Delirium poses significant risks to patients, but countermeasures can be taken to mitigate negative outcomes. Accurately forecasting delirium in ICU patients could guide proactive intervention. Our primary objective was to predict ICU delirium by applying machine learning to clinical and physiological data routinely collected in electronic health records.


Two prediction models were trained and tested using a multi-center database (years of data collection 2014-15), and externally validated on two single-center databases (2001-2012 and 2008-2019). The primary outcome variable was delirium defined as a positive Confusion Assessment Method for the ICU screen, or an Intensive Care Delirium Screening Checklist ≥4. The first model, named “24-hour model”, used data from the 24 hours following ICU admission to predict delirium any time afterwards. The second model designated “dynamic model”, predicted the onset of delirium up to 12 hours in advance. Model performance was compared to results using features from a widely-cited reference model.

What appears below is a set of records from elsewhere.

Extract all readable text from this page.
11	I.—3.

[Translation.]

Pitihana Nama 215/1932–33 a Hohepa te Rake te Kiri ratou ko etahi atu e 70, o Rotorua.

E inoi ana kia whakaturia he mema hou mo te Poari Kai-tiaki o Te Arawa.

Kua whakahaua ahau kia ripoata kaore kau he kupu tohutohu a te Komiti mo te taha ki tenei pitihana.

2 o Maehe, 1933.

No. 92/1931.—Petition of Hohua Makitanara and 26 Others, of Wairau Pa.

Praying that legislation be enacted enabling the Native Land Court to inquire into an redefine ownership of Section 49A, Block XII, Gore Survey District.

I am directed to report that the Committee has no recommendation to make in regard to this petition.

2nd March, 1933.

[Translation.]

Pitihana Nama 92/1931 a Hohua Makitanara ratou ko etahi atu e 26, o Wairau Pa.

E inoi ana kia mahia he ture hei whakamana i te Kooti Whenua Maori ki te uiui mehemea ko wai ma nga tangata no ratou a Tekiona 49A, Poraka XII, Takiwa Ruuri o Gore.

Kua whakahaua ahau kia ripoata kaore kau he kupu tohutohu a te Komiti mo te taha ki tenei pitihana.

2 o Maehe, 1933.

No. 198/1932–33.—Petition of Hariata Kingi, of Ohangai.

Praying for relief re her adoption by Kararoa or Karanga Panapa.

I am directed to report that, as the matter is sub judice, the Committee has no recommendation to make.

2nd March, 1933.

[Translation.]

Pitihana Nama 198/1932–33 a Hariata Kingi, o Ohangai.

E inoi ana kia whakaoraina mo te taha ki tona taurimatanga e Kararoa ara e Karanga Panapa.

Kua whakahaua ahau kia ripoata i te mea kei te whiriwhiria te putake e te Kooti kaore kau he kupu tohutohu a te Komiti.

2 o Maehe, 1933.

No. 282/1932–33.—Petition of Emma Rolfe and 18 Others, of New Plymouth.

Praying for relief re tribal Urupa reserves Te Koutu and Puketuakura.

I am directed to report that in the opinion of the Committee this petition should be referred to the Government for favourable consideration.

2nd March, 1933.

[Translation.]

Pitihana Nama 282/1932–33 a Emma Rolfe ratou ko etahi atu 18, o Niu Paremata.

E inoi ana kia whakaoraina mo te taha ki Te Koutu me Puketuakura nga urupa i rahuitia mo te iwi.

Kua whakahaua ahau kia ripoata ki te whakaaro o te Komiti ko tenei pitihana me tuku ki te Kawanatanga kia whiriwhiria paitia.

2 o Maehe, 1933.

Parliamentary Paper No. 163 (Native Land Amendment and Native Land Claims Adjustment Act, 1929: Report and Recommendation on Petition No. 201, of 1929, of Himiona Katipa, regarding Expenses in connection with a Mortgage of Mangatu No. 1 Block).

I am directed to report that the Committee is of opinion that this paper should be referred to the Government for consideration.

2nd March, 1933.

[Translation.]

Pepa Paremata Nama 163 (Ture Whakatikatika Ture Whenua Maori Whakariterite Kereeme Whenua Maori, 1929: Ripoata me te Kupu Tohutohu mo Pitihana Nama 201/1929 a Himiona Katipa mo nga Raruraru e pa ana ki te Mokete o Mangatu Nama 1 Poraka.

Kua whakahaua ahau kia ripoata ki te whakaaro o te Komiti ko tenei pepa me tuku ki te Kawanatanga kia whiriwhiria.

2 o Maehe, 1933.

For the 24-hour model, delirium was identified in 2,536/18,305 (13.9%), 768/5,299 (14.5%), and 5,955/36,194 (11.9%) of patient stays respectively in the development sample and two validation samples. For the 12-hour lead time dynamic model, delirium was identified in 3,791/22,234 (17.0%), 994/6,166 (16.1%), and 5,955/28,440 (20.9%) patient stays, respectively. Mean AUC (95% CI) for the first 24-hour model was 0.785 (0.769, 0.801), significantly higher than the modified reference model with AUC of 0.730 (0.704, 0.757). The dynamic model had a mean AUC of 0.845 (0.831, 0.859) when predicting delirium 12 hours in advance. Calibration was similar in both models (mean Brier Score [95% CI] 0.102 [0.097, 0.108] and 0.111 [0.106, 0.116]). Model discrimination and calibration were maintained when tested on the validation datasets.


Machine learning models trained with clinical and physiological data predict ICU delirium and support dynamic time-sensitive forecasting.